Community Game Nights are currently open to teens and families from Orange County schools who register at https://bit.ly/3cEKHcH. Here’s a list of the dates and times:
Friday, April 16 from 6 to 7 p.m.
Friday, April 30 from 6 to 7 p.m.
Friday, May 14 from 6 to 7 p.m.
Friday, May 28 from 6 to 7 p.m.
Not just about gaming
Recognizing that not everyone has access to expensive gaming devices, all of the unified esports sessions will rely on cross-console and free-to-play games such as Rocket League and Among Us.

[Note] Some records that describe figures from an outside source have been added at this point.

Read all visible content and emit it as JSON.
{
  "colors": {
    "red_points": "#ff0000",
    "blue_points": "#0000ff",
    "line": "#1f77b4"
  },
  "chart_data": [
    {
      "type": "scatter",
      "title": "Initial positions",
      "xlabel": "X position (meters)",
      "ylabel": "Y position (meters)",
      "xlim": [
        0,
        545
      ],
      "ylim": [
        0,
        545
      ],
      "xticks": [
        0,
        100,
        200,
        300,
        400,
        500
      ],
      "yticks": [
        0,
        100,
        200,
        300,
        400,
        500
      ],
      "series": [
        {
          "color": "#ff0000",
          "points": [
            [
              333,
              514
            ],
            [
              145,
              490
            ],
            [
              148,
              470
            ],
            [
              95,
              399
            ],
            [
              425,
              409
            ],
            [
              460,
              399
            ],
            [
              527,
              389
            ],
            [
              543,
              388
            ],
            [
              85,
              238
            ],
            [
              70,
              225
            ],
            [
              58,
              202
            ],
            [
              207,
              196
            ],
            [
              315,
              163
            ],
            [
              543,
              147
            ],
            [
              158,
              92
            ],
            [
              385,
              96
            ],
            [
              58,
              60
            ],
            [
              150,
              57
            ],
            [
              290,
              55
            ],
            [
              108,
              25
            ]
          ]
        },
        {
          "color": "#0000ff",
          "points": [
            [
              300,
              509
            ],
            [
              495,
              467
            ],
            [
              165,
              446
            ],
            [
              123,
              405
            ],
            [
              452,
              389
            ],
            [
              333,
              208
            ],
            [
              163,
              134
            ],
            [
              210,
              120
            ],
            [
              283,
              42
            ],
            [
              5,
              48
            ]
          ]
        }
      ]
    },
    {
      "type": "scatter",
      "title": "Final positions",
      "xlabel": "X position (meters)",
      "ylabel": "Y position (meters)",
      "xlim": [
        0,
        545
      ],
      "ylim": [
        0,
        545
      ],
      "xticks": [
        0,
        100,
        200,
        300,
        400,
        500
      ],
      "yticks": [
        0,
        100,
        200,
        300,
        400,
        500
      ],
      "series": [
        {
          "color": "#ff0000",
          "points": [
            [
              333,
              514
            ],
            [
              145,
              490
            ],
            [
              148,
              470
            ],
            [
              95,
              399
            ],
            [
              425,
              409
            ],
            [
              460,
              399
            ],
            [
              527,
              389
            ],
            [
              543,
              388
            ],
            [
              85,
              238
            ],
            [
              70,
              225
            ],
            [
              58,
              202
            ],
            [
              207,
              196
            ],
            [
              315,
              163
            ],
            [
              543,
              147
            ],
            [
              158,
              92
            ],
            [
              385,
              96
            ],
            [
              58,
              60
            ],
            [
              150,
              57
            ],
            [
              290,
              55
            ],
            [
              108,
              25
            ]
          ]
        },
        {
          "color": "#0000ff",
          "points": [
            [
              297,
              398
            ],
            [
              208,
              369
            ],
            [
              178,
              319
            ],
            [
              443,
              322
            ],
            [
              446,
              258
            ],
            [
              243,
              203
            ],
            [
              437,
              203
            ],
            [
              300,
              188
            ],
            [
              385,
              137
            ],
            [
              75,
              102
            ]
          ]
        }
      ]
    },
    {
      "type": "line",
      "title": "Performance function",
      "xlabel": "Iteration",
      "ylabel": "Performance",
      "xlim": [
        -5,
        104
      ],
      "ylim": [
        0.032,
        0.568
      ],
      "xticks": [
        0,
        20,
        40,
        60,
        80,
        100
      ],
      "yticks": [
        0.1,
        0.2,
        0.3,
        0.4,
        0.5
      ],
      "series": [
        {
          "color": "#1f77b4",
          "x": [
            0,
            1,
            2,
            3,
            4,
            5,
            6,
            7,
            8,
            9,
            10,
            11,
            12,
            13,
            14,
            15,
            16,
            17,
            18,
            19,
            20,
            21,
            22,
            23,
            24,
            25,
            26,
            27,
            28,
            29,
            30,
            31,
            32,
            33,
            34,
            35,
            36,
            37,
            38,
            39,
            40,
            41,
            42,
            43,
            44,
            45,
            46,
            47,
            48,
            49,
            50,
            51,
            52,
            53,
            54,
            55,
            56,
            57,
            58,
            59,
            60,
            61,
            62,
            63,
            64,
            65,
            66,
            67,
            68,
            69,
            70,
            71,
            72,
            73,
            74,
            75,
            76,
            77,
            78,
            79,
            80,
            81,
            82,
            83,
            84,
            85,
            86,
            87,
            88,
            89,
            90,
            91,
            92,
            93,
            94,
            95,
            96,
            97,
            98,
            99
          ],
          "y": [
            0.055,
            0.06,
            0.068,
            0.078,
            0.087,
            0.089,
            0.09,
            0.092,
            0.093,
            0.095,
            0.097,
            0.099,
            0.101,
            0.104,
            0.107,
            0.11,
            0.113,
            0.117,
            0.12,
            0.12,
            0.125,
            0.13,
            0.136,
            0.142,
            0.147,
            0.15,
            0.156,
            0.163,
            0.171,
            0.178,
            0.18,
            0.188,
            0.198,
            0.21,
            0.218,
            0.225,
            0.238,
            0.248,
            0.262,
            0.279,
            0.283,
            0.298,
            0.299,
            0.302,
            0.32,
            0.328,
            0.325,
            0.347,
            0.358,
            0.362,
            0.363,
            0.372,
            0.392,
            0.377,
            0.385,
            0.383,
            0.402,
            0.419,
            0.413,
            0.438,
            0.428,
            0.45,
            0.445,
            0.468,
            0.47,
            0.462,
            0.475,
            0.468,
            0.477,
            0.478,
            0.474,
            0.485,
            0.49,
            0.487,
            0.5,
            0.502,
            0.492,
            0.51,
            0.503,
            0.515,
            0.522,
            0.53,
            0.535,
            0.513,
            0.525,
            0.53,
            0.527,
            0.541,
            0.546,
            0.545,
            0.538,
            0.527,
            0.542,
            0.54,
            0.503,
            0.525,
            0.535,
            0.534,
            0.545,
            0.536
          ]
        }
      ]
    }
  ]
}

But Batac stressed that the gaming nights aren’t just about gaming. They will also offer near-peer mentorship opportunities by recruiting students and educators at the collegiate level to participate.
“Providing students with a mentor that is closer in age to them gives them more confidence to interact,” he said. “It’s one thing for an adult to tell them there are all these cool opportunities, but it’s entirely another thing if it’s a student a few years ahead of them at a nearby college sharing their potential career pathways, and they’re actively engaging in an esports program.”
NASEF was first established in 2017 with initial funding from the Samueli Foundation, though it now operates as an independent nonprofit. Collaborators include OCDE, UCI and other partners seeking to leverage the popularity of video games to promote collaboration, engagement, problem-solving and other skills.